The Netbook was a product of extreme commoditisation. Nothing new, just the old stuff produced at extremely low cost and smaller size. A smaller and cheaper computer, not a better computer.
Now consider the iPad. While its component cost is similar to that of a netbook, the mix is entirely different as are the technologies used. The result, a dramatic new level of functionality rendering the netbook obsolete in many respects.
Most companies on the market today benefit from commoditisation. The reason is that they do not produce a complete product but rather compete for the parts of somebody else's product.
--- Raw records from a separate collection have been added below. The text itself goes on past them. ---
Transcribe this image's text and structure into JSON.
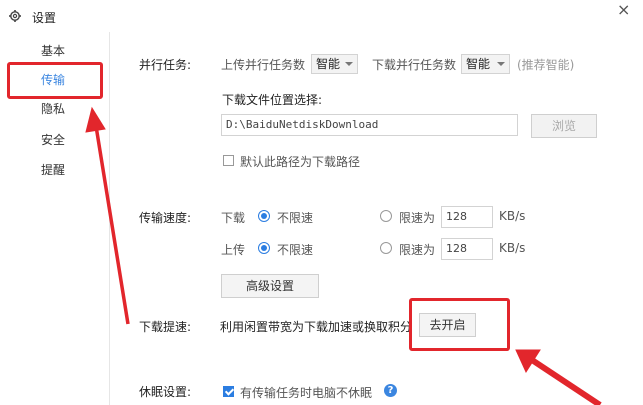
{
  "window": {
    "title": "设置",
    "close_glyph": "×"
  },
  "sidebar": {
    "items": [
      {
        "label": "基本"
      },
      {
        "label": "传输"
      },
      {
        "label": "隐私"
      },
      {
        "label": "安全"
      },
      {
        "label": "提醒"
      }
    ],
    "active_index": 1
  },
  "parallel": {
    "label": "并行任务:",
    "upload_label": "上传并行任务数",
    "upload_value": "智能",
    "download_label": "下载并行任务数",
    "download_value": "智能",
    "hint": "(推荐智能)"
  },
  "download_location": {
    "label": "下载文件位置选择:",
    "path": "D:\\BaiduNetdiskDownload",
    "browse_label": "浏览",
    "default_checkbox_label": "默认此路径为下载路径",
    "default_checked": false
  },
  "speed": {
    "label": "传输速度:",
    "download_label": "下载",
    "upload_label": "上传",
    "unlimited_label": "不限速",
    "limit_label": "限速为",
    "download_limit_value": "128",
    "upload_limit_value": "128",
    "unit": "KB/s",
    "download_mode": "unlimited",
    "upload_mode": "unlimited",
    "advanced_label": "高级设置"
  },
  "boost": {
    "label": "下载提速:",
    "text": "利用闲置带宽为下载加速或换取积分",
    "button_label": "去开启"
  },
  "sleep": {
    "label": "休眠设置:",
    "checkbox_label": "有传输任务时电脑不休眠",
    "checked": true,
    "help_glyph": "?"
  },
  "colors": {
    "accent": "#2b7de1",
    "annotation": "#e2262c"
  }
}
Those that offer complete solutions however benefit from innovation more. The reason here is that profits are greater when your product offer something new, rather than counting on your suppliers to provide you with the same but cheaper components.
The question comes down to which force on the market will dominate? Well, evolution did not result in humans by making the DNA a commodity. It constantly experimented with a new variations and it constantly introduced new strains and mutations.
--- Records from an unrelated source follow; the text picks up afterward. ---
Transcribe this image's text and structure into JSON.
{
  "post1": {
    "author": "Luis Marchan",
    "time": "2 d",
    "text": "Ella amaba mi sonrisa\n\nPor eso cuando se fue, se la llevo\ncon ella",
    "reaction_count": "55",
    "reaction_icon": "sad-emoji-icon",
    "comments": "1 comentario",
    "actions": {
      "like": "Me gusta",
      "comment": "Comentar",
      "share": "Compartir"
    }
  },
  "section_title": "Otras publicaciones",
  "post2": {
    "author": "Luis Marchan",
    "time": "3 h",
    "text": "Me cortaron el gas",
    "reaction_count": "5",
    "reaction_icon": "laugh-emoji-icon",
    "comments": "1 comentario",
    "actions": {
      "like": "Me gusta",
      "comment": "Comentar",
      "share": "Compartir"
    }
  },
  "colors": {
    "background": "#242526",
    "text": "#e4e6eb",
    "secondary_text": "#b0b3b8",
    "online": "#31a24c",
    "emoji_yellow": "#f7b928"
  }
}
Between 1985 and 2005 there was a force in the technology market that choked innovation by constantly searching for it and destroying it using its market power. That was Microsoft. For 20 years the only thing that changed in the computer market was the speed of the components. The PC remained the same. Thing only looked prettier. Only only need to remember that they even tried to make the phones work and look like a PC!
However, even Microsoft could not be everywhere. One of the things they missed to swash in time was very small but very important "organism". It was called the iPod. It eventually grew to dominate the market not by destroying it but by out-inovating it, trough a new "DNA mix" every year. Sometimes one of the new iPod species did not have a successful "DNA mix" (iPod with 4 buttons, iPod Video, iPod Shuffle 3rd gen). However, its creator Apple kept trying harder and harder even when there was no other competition in the entire "food chain" left. The iPod now only competes with itself, but it has not stopped to try a new "DNA mix" every fall.
Unless the technology reaches a fundamental "bottleneck" or a higher power demands the stop of this constant innovation arguing that ever increasing GDP is unsustainable, the world will not plunge into another era of technological commodisaton.
Until that day, the creator that is Apple is likely to mirror the "evolution" success of its "species" in every market niche, as long as everybody refuses to build a complete solutions and rely on commoditisation.